L'étude a inclus 9.202 patients traités dans les 3 h après le traumatisme crânien, ayant un score de Glasgow de 12 ou moins ou une hémorragie intracrânienne à l'imagerie. Ils ont été randomisés entre l'administration d'acide tranexamique et d'un placebo.
La mortalité intra-hospitalière liée aux lésions intracrâniennes dans les 28 jours était de 18,5% dans le groupe acide tranexamique contre 19,8% dans le groupe placebo, la différence n'étant pas statistiquement significative.
Mais en excluant les patients les plus graves, ayant un score de Glasgow de 3 (absence totale d'ouverture des yeux, de réponse verbale et de réponse motrice), cette mortalité était respectivement de 12,5% et 14,0%.
La mortalité était significativement diminuée de 22% chez les patients ayant un traumatisme crânien léger à modéré (score de Glasgow de 9 ou plus), mais pas chez ceux ayant un traumatisme crânien sévère (score de Glasgow entre 3 et 8).
En outre, dans les cas légers à modérés, le risque de décès augmentait avec le délai de traitement.
Le risque d'évènement thrombotique était similaire sous acide tranexamique et placebo, ainsi que le risque de convulsions.

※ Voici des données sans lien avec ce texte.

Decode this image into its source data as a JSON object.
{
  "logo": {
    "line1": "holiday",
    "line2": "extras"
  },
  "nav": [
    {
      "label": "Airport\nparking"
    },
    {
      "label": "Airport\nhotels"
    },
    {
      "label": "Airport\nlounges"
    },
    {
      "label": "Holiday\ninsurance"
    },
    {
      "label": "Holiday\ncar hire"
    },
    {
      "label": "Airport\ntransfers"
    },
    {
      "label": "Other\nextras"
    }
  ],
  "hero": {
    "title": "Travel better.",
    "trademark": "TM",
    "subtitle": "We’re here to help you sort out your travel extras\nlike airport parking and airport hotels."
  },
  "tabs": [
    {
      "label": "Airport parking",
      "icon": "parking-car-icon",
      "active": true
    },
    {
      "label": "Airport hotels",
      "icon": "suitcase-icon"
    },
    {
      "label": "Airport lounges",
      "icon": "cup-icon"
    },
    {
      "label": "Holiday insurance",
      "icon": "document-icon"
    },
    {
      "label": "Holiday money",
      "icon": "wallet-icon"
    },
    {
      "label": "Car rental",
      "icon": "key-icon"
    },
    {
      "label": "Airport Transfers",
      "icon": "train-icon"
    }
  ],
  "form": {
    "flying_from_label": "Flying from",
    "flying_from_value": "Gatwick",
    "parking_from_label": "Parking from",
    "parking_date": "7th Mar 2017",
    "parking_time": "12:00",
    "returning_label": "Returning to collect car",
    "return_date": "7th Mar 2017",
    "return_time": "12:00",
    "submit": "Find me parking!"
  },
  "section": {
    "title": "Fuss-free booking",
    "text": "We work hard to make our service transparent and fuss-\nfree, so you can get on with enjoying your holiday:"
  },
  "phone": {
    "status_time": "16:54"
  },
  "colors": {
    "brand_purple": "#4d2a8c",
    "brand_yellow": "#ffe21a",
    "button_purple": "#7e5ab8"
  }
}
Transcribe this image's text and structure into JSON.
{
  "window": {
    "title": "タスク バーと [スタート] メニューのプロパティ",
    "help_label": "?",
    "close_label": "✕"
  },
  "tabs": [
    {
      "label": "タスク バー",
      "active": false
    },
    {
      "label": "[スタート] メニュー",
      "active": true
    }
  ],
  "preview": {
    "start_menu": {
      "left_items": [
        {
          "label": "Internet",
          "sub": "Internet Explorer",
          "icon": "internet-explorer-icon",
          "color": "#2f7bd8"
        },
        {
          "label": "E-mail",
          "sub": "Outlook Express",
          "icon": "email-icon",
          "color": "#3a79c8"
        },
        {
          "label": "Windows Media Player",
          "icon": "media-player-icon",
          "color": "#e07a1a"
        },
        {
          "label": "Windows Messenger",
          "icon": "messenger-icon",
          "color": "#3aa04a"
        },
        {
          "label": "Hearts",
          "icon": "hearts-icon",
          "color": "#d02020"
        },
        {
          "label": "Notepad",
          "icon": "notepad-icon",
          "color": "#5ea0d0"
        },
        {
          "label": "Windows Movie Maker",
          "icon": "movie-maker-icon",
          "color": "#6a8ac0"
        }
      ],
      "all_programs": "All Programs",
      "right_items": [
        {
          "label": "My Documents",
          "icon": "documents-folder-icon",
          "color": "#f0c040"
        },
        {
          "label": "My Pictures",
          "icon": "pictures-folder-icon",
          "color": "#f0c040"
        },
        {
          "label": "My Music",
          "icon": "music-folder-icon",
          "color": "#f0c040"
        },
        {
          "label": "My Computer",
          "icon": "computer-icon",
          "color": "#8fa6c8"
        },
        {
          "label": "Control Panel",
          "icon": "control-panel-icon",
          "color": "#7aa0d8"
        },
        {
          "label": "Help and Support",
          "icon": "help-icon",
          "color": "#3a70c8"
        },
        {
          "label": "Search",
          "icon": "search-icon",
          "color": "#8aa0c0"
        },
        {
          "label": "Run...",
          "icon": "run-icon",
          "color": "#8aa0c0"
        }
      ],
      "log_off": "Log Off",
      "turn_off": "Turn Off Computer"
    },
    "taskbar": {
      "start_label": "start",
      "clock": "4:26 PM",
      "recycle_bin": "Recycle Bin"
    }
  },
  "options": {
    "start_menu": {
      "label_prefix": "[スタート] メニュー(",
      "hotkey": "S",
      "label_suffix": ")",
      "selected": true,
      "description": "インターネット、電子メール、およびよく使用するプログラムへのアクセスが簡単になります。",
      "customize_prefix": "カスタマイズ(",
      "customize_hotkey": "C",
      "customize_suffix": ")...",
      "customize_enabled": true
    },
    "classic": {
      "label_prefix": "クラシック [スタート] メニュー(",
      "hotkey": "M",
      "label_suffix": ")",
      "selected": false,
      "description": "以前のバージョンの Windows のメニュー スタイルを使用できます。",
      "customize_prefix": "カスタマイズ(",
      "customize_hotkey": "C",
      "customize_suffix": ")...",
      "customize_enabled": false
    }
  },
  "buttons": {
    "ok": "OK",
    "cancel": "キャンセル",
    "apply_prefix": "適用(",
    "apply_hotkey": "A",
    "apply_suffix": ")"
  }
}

Avant l'essai CRASH-2 de 2010, les chercheurs avaient réalisé une revue systématique de la littérature scientifique et n'avaient trouvé que 2 essais randomisés sur l'acide tranexamique dans les traumatismes crâniens, portant sur un total de 510 patients. La méta-analyse de ces 2 essais avait montré une réduction significative de la mortalité avec l'acide tranexamique, mais cela nécessitait confirmation sur un plus grand nombre de patients, avaient estimé les auteurs.
Ils ont de nouveau recherché les essais randomisés publiés entre-temps jusqu'au 30 août 2019. Ils ont identifié un seul autre essai randomisé, portant sur 967 patients, avec la même dose d'acide tranexamique que dans CRASH-3 et excluant les patients avec un score de Glasgow de 3. L'analyse poolée de cet essai et de CRASH-3 conclut à une réduction des décès liés aux lésions cérébrales avec l'acide tranexamique, sans signe de risque accru d'évènement thrombotique ou de convulsions.
Les résultats combinés de l'ensemble des essais randomisés sur l'acide tranexamique dans les traumatismes crâniens aigus montrent une réduction des décès liés aux lésions cérébrales.
"L'administration précoce d'acide tranexamique devrait être envisagée chez les patients ayant un traumatisme crânien", concluent les auteurs.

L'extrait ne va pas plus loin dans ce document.